By Bob Smietana
Like many rural communities, McCreary County, Kentucky, has a big problem with opioids.
Grant Hasty hopes to help solve that problem by starting small.
Hasty, pastor of Crossroads Community Baptist Church in Stearns, Kentucky, is one of the organizers of the Light Community, a neighborhood of tiny homes being built on the outskirts of a small Appalachian town.
Volunteers began framing the first of 20 planned tiny homes this week. Each of the houses—which range from 300 to 540 square feet—is being built from a set of basic designs.
But they’ll all have small touches that make them unique.
“We’re trying to personalize them,” says Hasty.
Hasty first came up with the idea of the Light Community about two years ago. Located in one of the poorest communities in the U.S., Crossroads often ministers to people who have a housing crisis. Some are coming out of rehabilitation. Others have lost their jobs. Some have had house fires and are in danger of becoming homeless.
Tiny homes, thought Hasty, could provide a solution for people who need a place to stay while they put their lives back together. Building a neighborhood of tiny homes would give people a sense of community, which would help them as they recover.
“When someone comes out of rehab, they need a place to go,” says Hasty. “However, they also need things to occupy their mind and spirit to help them stay on the right path. The Light Community will provide this for them.”
At first, the church looked at buying a local trailer park and replacing the run-down mobile homes with tiny homes. The idea had merit—the park already had infrastructure like electricity and water service.
But the price was too high. And the trailer park had environmental concerns. So Hasty and other church members began looking for another option.
The church eventually bought 13 acres of land about a half hour’s drive away and began developing the project.
Several churches, including Curtis Baptist Church in Augusta, Georgia, and Crosspointe Baptist Church in Owensboro, Kentucky, have signed up to help.
All the tiny houses will be built by volunteers.
The first two are going up this week. Volunteers from Georgia actually framed the walls of one tiny house at their church and then transported them to Kentucky.
Hasty says churches have already signed up to build four houses, which he hopes will be ready for occupants by the spring. He’s hoping to recruit churches to build a fifth house this year to complete the first phase of the project.
Plans call for the Light Community to have four sections, with five houses in each.
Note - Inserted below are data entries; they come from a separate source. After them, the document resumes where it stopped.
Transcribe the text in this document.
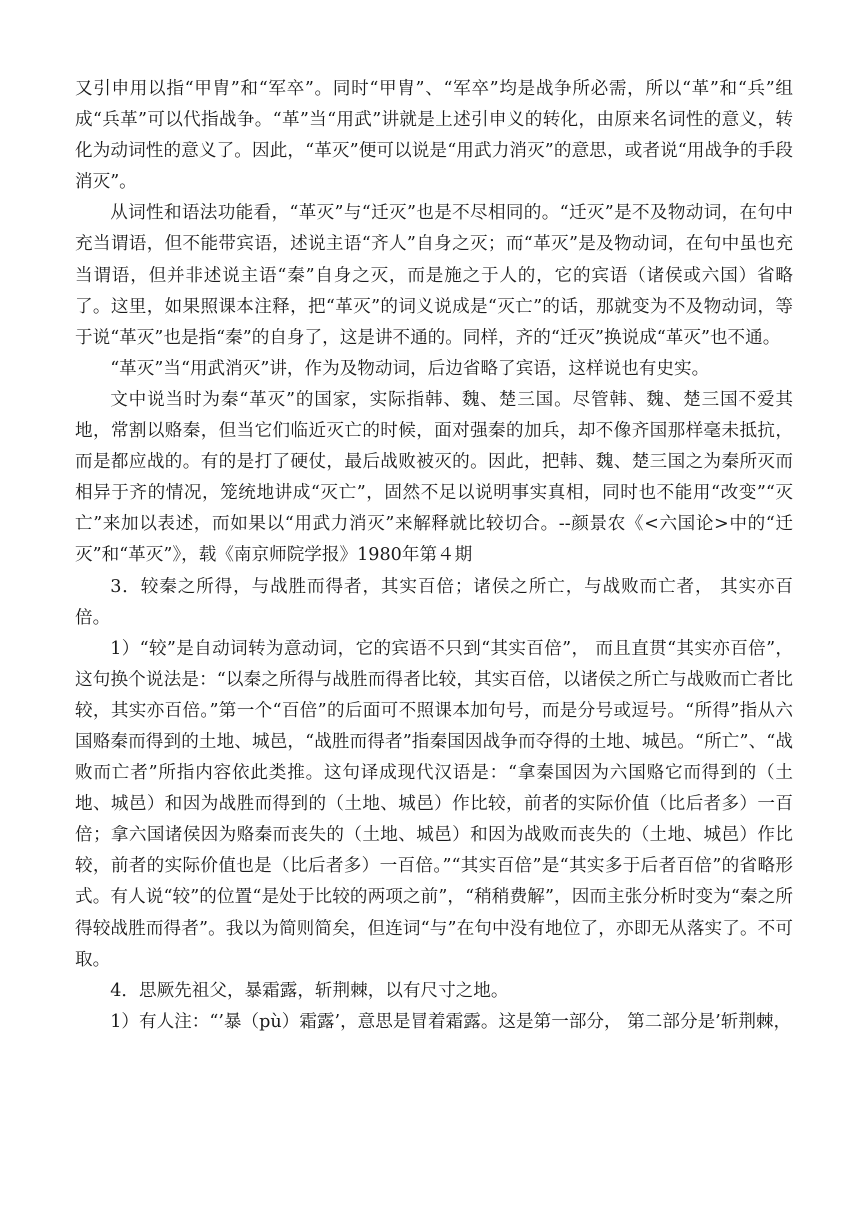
又引申用以指“甲胄”和“军卒”。同时“甲胄”、“军卒”均是战争所必需，所以“革”和“兵”组成“兵革”可以代指战争。“革”当“用武”讲就是上述引申义的转化，由原来名词性的意义，转化为动词性的意义了。因此，“革灭”便可以说是“用武力消灭”的意思，或者说“用战争的手段消灭”。

从词性和语法功能看，“革灭”与“迁灭”也是不尽相同的。“迁灭”是不及物动词，在句中充当谓语，但不能带宾语，述说主语“齐人”自身之灭；而“革灭”是及物动词，在句中虽也充当谓语，但并非述说主语“秦”自身之灭，而是施之于人的，它的宾语（诸侯或六国）省略了。这里，如果照课本注释，把“革灭”的词义说成是“灭亡”的话，那就变为不及物动词，等于说“革灭”也是指“秦”的自身了，这是讲不通的。同样，齐的“迁灭”换说成“革灭”也不通。

“革灭”当“用武消灭”讲，作为及物动词，后边省略了宾语，这样说也有史实。

文中说当时为秦“革灭”的国家，实际指韩、魏、楚三国。尽管韩、魏、楚三国不爱其地，常割以赂秦，但当它们临近灭亡的时候，面对强秦的加兵，却不像齐国那样毫未抵抗，而是都应战的。有的是打了硬仗，最后战败被灭的。因此，把韩、魏、楚三国之为秦所灭而相异于齐的情况，笼统地讲成“灭亡”，固然不足以说明事实真相，同时也不能用“改变”“灭亡”来加以表述，而如果以“用武力消灭”来解释就比较切合。--颜景农《<六国论>中的“迁灭”和“革灭”》，载《南京师院学报》1980年第４期

3．较秦之所得，与战胜而得者，其实百倍；诸侯之所亡，与战败而亡者， 其实亦百倍。

1）“较”是自动词转为意动词，它的宾语不只到“其实百倍”， 而且直贯“其实亦百倍”，这句换个说法是：“以秦之所得与战胜而得者比较，其实百倍，以诸侯之所亡与战败而亡者比较，其实亦百倍。”第一个“百倍”的后面可不照课本加句号，而是分号或逗号。“所得”指从六国赂秦而得到的土地、城邑，“战胜而得者”指秦国因战争而夺得的土地、城邑。“所亡”、“战败而亡者”所指内容依此类推。这句译成现代汉语是：“拿秦国因为六国赂它而得到的（土地、城邑）和因为战胜而得到的（土地、城邑）作比较，前者的实际价值（比后者多）一百倍；拿六国诸侯因为赂秦而丧失的（土地、城邑）和因为战败而丧失的（土地、城邑）作比较，前者的实际价值也是（比后者多）一百倍。”“其实百倍”是“其实多于后者百倍”的省略形式。有人说“较”的位置“是处于比较的两项之前”，“稍稍费解”，因而主张分析时变为“秦之所得较战胜而得者”。我以为简则简矣，但连词“与”在句中没有地位了，亦即无从落实了。不可取。

4．思厥先祖父，暴霜露，斩荆棘，以有尺寸之地。

1）有人注：“’暴（pù）霜露’，意思是冒着霜露。这是第一部分， 第二部分是’斩荆棘，
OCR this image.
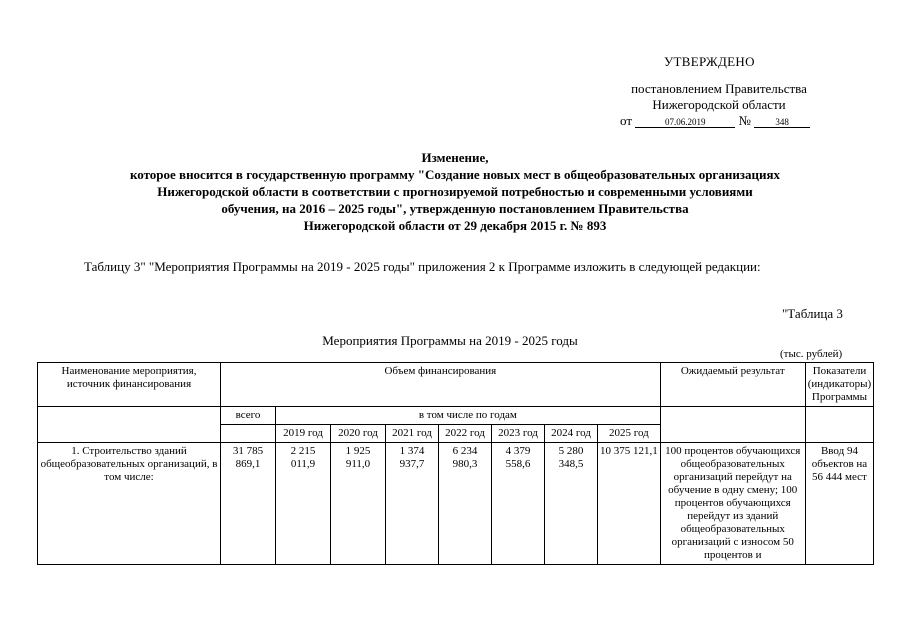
УТВЕРЖДЕНО
постановлением Правительства
Нижегородской области
от	07.06.2019	№	348
Изменение,
которое вносится в государственную программу "Создание новых мест в общеобразовательных организациях
Нижегородской области в соответствии с прогнозируемой потребностью и современными условиями
обучения, на 2016 – 2025 годы", утвержденную постановлением Правительства
Нижегородской области от 29 декабря 2015 г. № 893
Таблицу 3" "Мероприятия Программы на 2019 - 2025 годы" приложения 2 к Программе изложить в следующей редакции:
"Таблица 3
Мероприятия Программы на 2019 - 2025 годы
(тыс. рублей)
Наименование мероприятия, источник финансирования	Объем финансирования								Ожидаемый результат	Показатели (индикаторы) Программы
	всего	в том числе по годам								
		2019 год	2020 год	2021 год	2022 год	2023 год	2024 год	2025 год		
1. Строительство зданий общеобразовательных организаций, в том числе:	31 785 869,1	2 215 011,9	1 925 911,0	1 374 937,7	6 234 980,3	4 379 558,6	5 280 348,5	10 375 121,1	100 процентов обучающихся общеобразовательных организаций перейдут на обучение в одну смену; 100 процентов обучающихся перейдут из зданий общеобразовательных организаций с износом 50 процентов и	Ввод 94 объектов на 56 444 мест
Two houses will be studios, meant for one person; two will have one bedroom, meant for a couple; and one will have two bedrooms, meant for parents who have kids.
A missionary couple will also live on the site to provide a pastoral presence and help build a sense of community.
Houses will cost between $3,000 and $7,000 to build, says Hasty.
The site already has a well and county water lines, as well as electrical power.
A big obstacle to finishing the project is installing a wastewater system for the houses. A system to serve the first five houses will cost $16,000. Hasty and church members are working on plans to raise the funds needed for that system.
For now, Hasty says he’s glad to see the project underway. On Monday, he was headed back to the site with roofing supplies when Facts & Trends caught up with him by phone.
“It’s been pretty awesome to see this go from a vision to something real,” he said. “We still have a long way to go.”
Crossroads isn’t the first Christian group to build a tiny homes community. In Austin, Texas, a ministry called Mobile Loaves and Fishes started the Community First! Village, a community of 140 tiny homes where formerly homeless folks can live.
Hasty says he hopes to see the first residents move into the Light Community in the spring. He’s working on identifying the first people who will move in. Residents will pay rent and be expected to take part in the community.
The Light Community is just one of the ministries run by Crossroads. The church also runs the Lord’s Café, a restaurant that serves hundreds of free, sit-down meals each week; repairs local homes with the help of volunteers; gives away clothes and groceries; and runs a laundry ministry.